As to the funding issue, presenting this material in Houston does nothing to fund the work despite press hype that ignores Sonny’s continued statements that these investigations are a work in progress and that much work lies ahead to see what’s possible.
Thanks Paul.
I just got a copy of Woodward’s book in which he mentions White and seems to suggests that White simply believes that the devices he (Woodward) has built and tested work by the quantum vacuum and not by Mach’s principle as best I can decipher. That would explain why White shows slides of Woodward’s work as evidence that Q thrusters work.
Regardless of whether it works by the quantum vacuum or is a Mach effect, if the data holds up, propellent-less propulsion should be a really big deal.
Bob:
Alas, unless it also includes free energy, it is not as big of a deal as it may seem. A rocket uses its fuel (source of energy) also as propellant (source of momentum), in a sort of “dual-use” arrangement. A “propellant-less” drive would, presumably, still need that same amount of fuel to generate the energy required for acceleration. That includes the rocket-equation, with the dreaded exponential stemming from having to accelerate the fuel along with the payload. Nothing gained, or at least not much.

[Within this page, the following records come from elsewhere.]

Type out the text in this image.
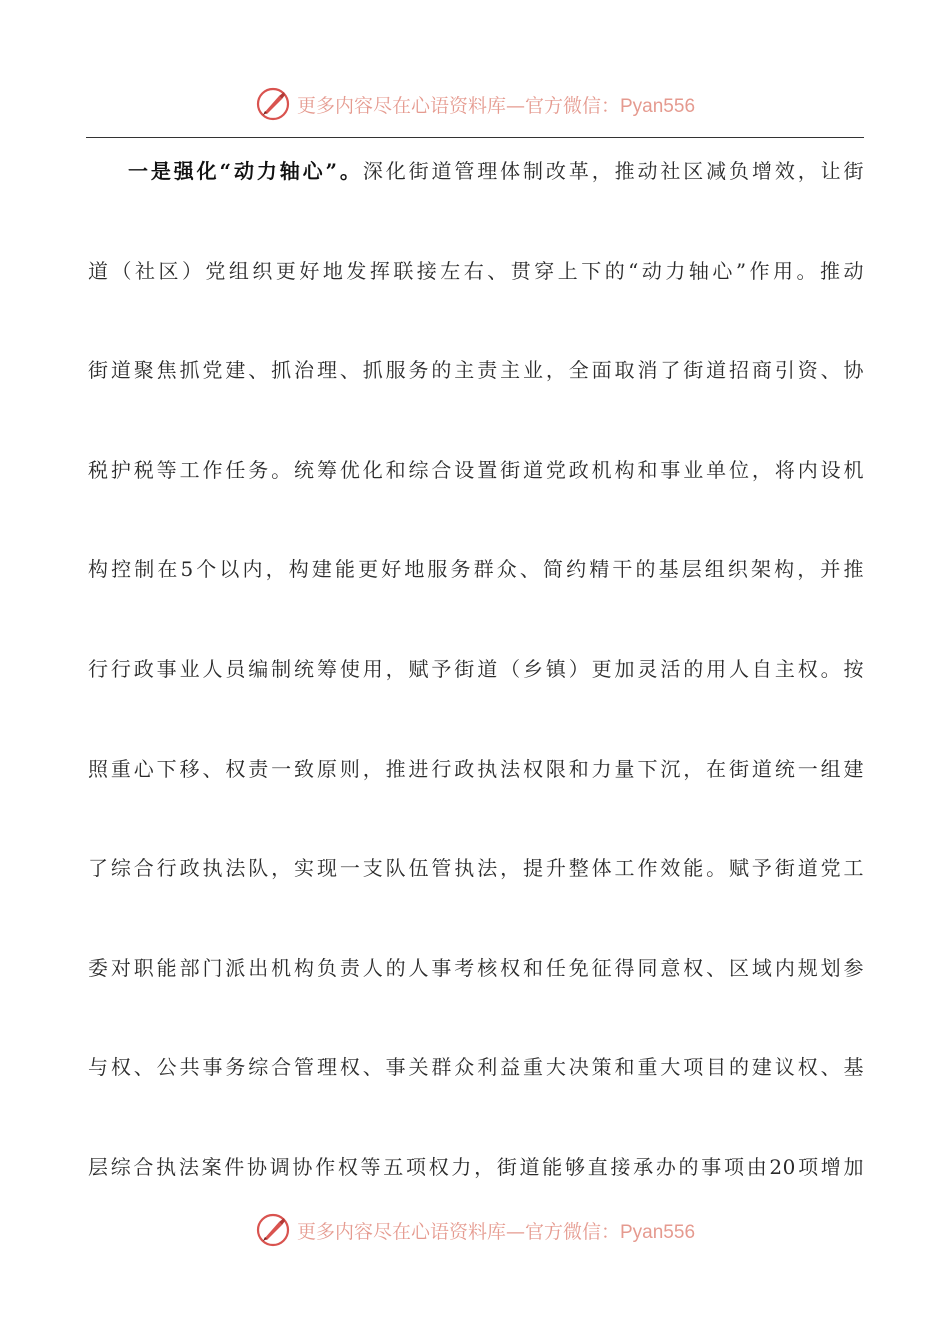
更多内容尽在心语资料库—官方微信：Pyan556
一是强化“动力轴心”。深化街道管理体制改革，推动社区减负增效，让街
道（社区）党组织更好地发挥联接左右、贯穿上下的“动力轴心”作用。推动
街道聚焦抓党建、抓治理、抓服务的主责主业，全面取消了街道招商引资、协
税护税等工作任务。统筹优化和综合设置街道党政机构和事业单位，将内设机
构控制在5个以内，构建能更好地服务群众、简约精干的基层组织架构，并推
行行政事业人员编制统筹使用，赋予街道（乡镇）更加灵活的用人自主权。按
照重心下移、权责一致原则，推进行政执法权限和力量下沉，在街道统一组建
了综合行政执法队，实现一支队伍管执法，提升整体工作效能。赋予街道党工
委对职能部门派出机构负责人的人事考核权和任免征得同意权、区域内规划参
与权、公共事务综合管理权、事关群众利益重大决策和重大项目的建议权、基
层综合执法案件协调协作权等五项权力，街道能够直接承办的事项由20项增加
更多内容尽在心语资料库—官方微信：Pyan556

Of course, doing actual math on these schemes is impossible, since without conservation of momentum nothing else makes sense anymore.
Paul:
I think you are unfairly ignoring the option of ion-drive, here. They are comparably ready technology, with comparable capabilities, and when combined with a nuclear reactor can function independently from the sun, like a beamed sail.
I share your enthusiasm about solar sails for interplanetary transport, but would not count out the nuclear-electric alternative so easily.
Eniac,
I was thinking more of local travel in our solar system where free solar energy abounds. With regards to the Q-thruster and Woodward’s Mach device, I think momentum is conserved. For the Q-thruster, momentum is conserved between the ship and the virtual plasma and in Woodward’s scenario, momentum is conserved with the entire universe through Mach’s principle.